The same Monitoring Team supports the 1988 Afghanistan Sanctions Committee and the 1267/1989/2253 Islamic State in Iraq and the Levant (ISIL/Da’esh) and Al-Qaida Sanctions Committee. A vote on a draft resolution updating the 1267/1989/2253 ISIL/Da’esh and Al-Qaida sanctions regime is also expected to take place this afternoon.
The draft text in blue renews the mandate of the Monitoring Team supporting the 1988 Afghanistan Sanctions Committee for a period of one year. The operative section of the draft resolution is nearly the same as that of resolution 2557 of 18 December 2020, which most recently renewed the Monitoring Team’s mandate. The only amendment to the operative section of the resolution is the removal of references to the “Government of Afghanistan” in light of the Taliban’s seizure of power in August. This change to the text was apparently acceptable to all Council members and was not contentious.

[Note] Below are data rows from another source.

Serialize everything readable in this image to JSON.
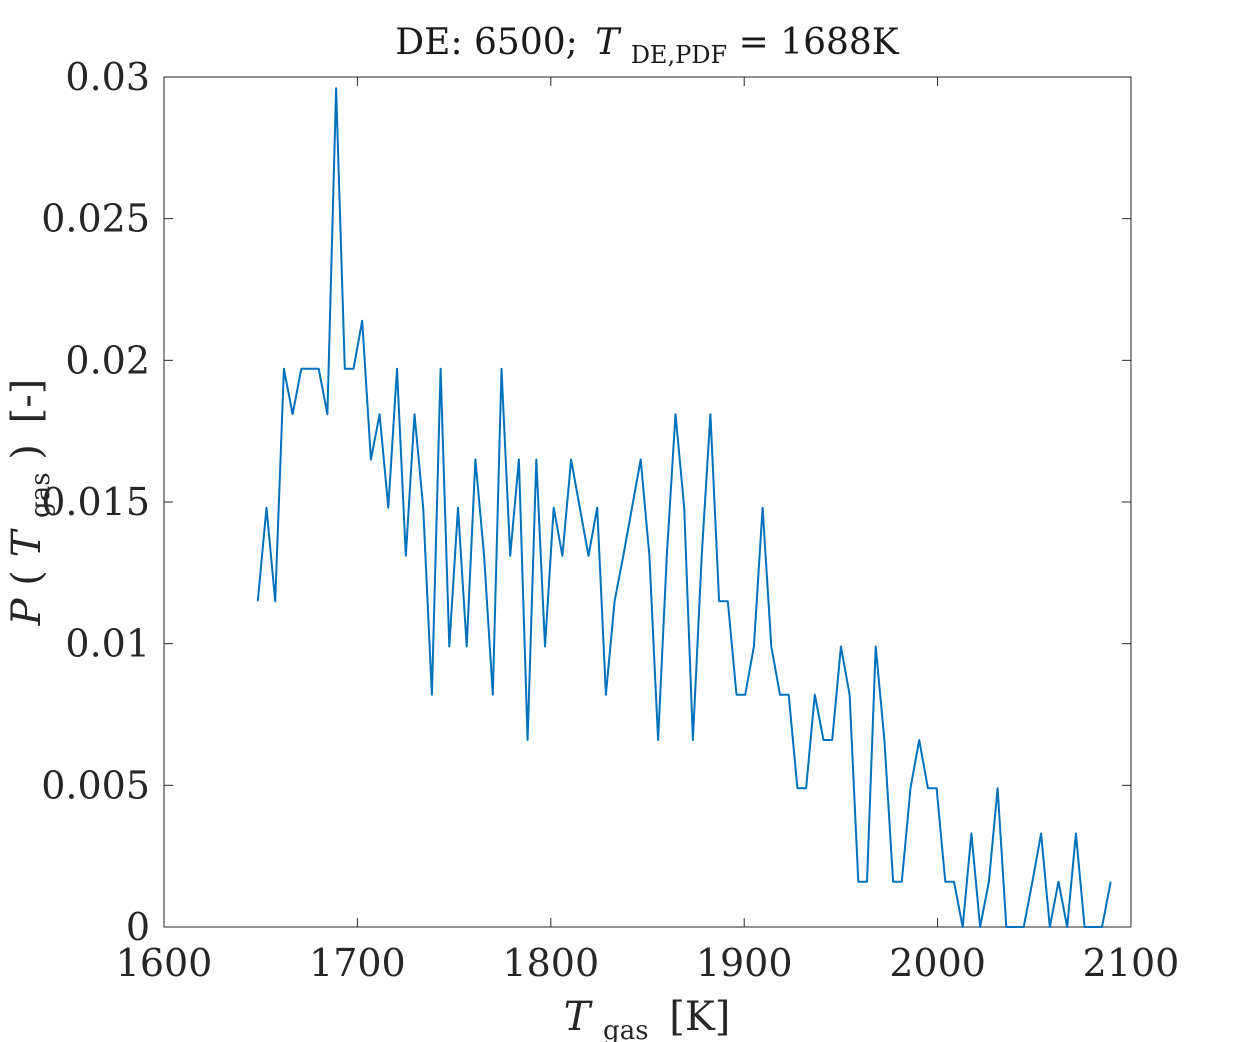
{
  "chart_data": {
    "type": "line",
    "title_prefix": "DE: 6500;",
    "title_var": "T",
    "title_sub": "DE,PDF",
    "title_suffix": "= 1688K",
    "xlabel_var": "T",
    "xlabel_sub": "gas",
    "xlabel_unit": "[K]",
    "ylabel_var": "P",
    "ylabel_inner_var": "T",
    "ylabel_sub": "gas",
    "ylabel_unit": "[-]",
    "xlim": [
      1600,
      2100
    ],
    "ylim": [
      0,
      0.03
    ],
    "xticks": [
      "1600",
      "1700",
      "1800",
      "1900",
      "2000",
      "2100"
    ],
    "yticks": [
      "0",
      "0.005",
      "0.01",
      "0.015",
      "0.02",
      "0.025",
      "0.03"
    ],
    "grid": false,
    "line_color": "#0072BD",
    "series": [
      {
        "x": [
          1648.5,
          1653,
          1657.5,
          1662,
          1666.5,
          1671,
          1675.5,
          1680,
          1684.5,
          1689,
          1693.5,
          1698,
          1702.5,
          1707,
          1711.5,
          1716,
          1720.5,
          1725,
          1729.5,
          1734,
          1738.5,
          1743,
          1747.5,
          1752,
          1756.5,
          1761,
          1765.5,
          1770,
          1774.5,
          1779,
          1783.5,
          1788,
          1792.5,
          1797,
          1801.5,
          1806,
          1810.5,
          1815,
          1819.5,
          1824,
          1828.5,
          1833,
          1837.5,
          1842,
          1846.5,
          1851,
          1855.5,
          1860,
          1864.5,
          1869,
          1873.5,
          1878,
          1882.5,
          1887,
          1891.5,
          1896,
          1900.5,
          1905,
          1909.5,
          1914,
          1918.5,
          1923,
          1927.5,
          1932,
          1936.5,
          1941,
          1945.5,
          1950,
          1954.5,
          1959,
          1963.5,
          1968,
          1972.5,
          1977,
          1981.5,
          1986,
          1990.5,
          1995,
          1999.5,
          2004,
          2008.5,
          2013,
          2017.5,
          2022,
          2026.5,
          2031,
          2035.5,
          2040,
          2044.5,
          2049,
          2053.5,
          2058,
          2062.5,
          2067,
          2071.5,
          2076,
          2080.5,
          2085,
          2089.5
        ],
        "values": [
          0.0115,
          0.0148,
          0.0115,
          0.0197,
          0.0181,
          0.0197,
          0.0197,
          0.0197,
          0.0181,
          0.0296,
          0.0197,
          0.0197,
          0.0214,
          0.0165,
          0.0181,
          0.0148,
          0.0197,
          0.0131,
          0.0181,
          0.0148,
          0.0082,
          0.0197,
          0.0099,
          0.0148,
          0.0099,
          0.0165,
          0.0131,
          0.0082,
          0.0197,
          0.0131,
          0.0165,
          0.0066,
          0.0165,
          0.0099,
          0.0148,
          0.0131,
          0.0165,
          0.0148,
          0.0131,
          0.0148,
          0.0082,
          0.0115,
          0.0131,
          0.0148,
          0.0165,
          0.0131,
          0.0066,
          0.0131,
          0.0181,
          0.0148,
          0.0066,
          0.0131,
          0.0181,
          0.0115,
          0.0115,
          0.0082,
          0.0082,
          0.0099,
          0.0148,
          0.0099,
          0.0082,
          0.0082,
          0.0049,
          0.0049,
          0.0082,
          0.0066,
          0.0066,
          0.0099,
          0.0082,
          0.0016,
          0.0016,
          0.0099,
          0.0066,
          0.0016,
          0.0016,
          0.0049,
          0.0066,
          0.0049,
          0.0049,
          0.0016,
          0.0016,
          0.0,
          0.0033,
          0.0,
          0.0016,
          0.0049,
          0.0,
          0.0,
          0.0,
          0.0016,
          0.0033,
          0.0,
          0.0016,
          0.0,
          0.0033,
          0.0,
          0.0,
          0.0,
          0.0016
        ]
      }
    ]
  }
}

The US, the penholder on Afghanistan sanctions, circulated a first draft of the resolution on 10 December. After receiving input from Council members, the penholder placed the draft under silence on Tuesday (14 December), which was broken that same day. A revised draft was then placed in blue on Wednesday (15 December).

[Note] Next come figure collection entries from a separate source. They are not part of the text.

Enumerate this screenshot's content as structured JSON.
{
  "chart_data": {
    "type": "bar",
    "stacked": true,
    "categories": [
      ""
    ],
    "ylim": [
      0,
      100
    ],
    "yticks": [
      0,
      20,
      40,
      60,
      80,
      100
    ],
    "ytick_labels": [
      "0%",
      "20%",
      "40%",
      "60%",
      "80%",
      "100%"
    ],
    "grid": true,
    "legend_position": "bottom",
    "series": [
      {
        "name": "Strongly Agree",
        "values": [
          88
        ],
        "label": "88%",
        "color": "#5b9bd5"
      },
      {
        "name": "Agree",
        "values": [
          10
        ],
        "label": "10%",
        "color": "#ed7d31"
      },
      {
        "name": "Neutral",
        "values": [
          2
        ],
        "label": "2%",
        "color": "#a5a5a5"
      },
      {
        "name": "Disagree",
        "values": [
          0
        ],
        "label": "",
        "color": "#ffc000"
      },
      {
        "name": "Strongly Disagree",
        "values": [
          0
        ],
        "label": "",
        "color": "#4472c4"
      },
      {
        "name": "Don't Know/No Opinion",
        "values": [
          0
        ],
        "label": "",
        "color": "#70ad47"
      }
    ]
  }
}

It seems that most of the discussion during the negotiations centred on proposed new language in the preambular paragraphs. This was also the case during the negotiations on resolution 2557. The penholder apparently included language in the zero draft that called on all parties to allow unhindered access for UN staff and other humanitarian actors, including female staff, to facilitate the delivery of humanitarian assistance to all those in need. Other new language encouraged the establishment of an inclusive government in Afghanistan, including the full and meaningful participation of women. Although these proposals were supported by several Council members—including European members of the Council—they were ultimately not incorporated in the draft resolution in blue. It seems that other members preferred that the draft resolution adhere closely to the substance of resolution 2557, with minimal changes to the text.
A new element that was retained in the draft resolution in blue is language on human rights and the protection of civilians. This provision, which was supported by several members, reaffirms “the importance of upholding human rights including those of women, children and members of vulnerable populations and minorities”. The draft text in blue also emphasises that all parties “must respect their obligations under international humanitarian law in all circumstances, including those related to the protection of civilians”.
It seems that references to the Taliban were a divisive area of discussion during the negotiations. The zero draft of the resolution apparently included language from resolution 2557 which expressed concern regarding violent activities by the Taliban and associated groups, including the Haqqani Network, and ongoing terrorist activities by Al-Qaida, the Islamic State in Iraq and the Levant (ISIL/Da’esh), and their affiliates in Afghanistan. However, some members—including China and Russia—apparently wanted these references to the Taliban and associated groups removed from the text. Although other members, such as France and India, wanted these references to remain in the resolution, they were ultimately not retained in the draft text in blue.
*Post-script: On 17 December 2021, the Security Council unanimously adopted resolution 2611, renewing the mandate of the Monitoring Team supporting the 1988 Afghanistan Sanctions Committee for a period of one year.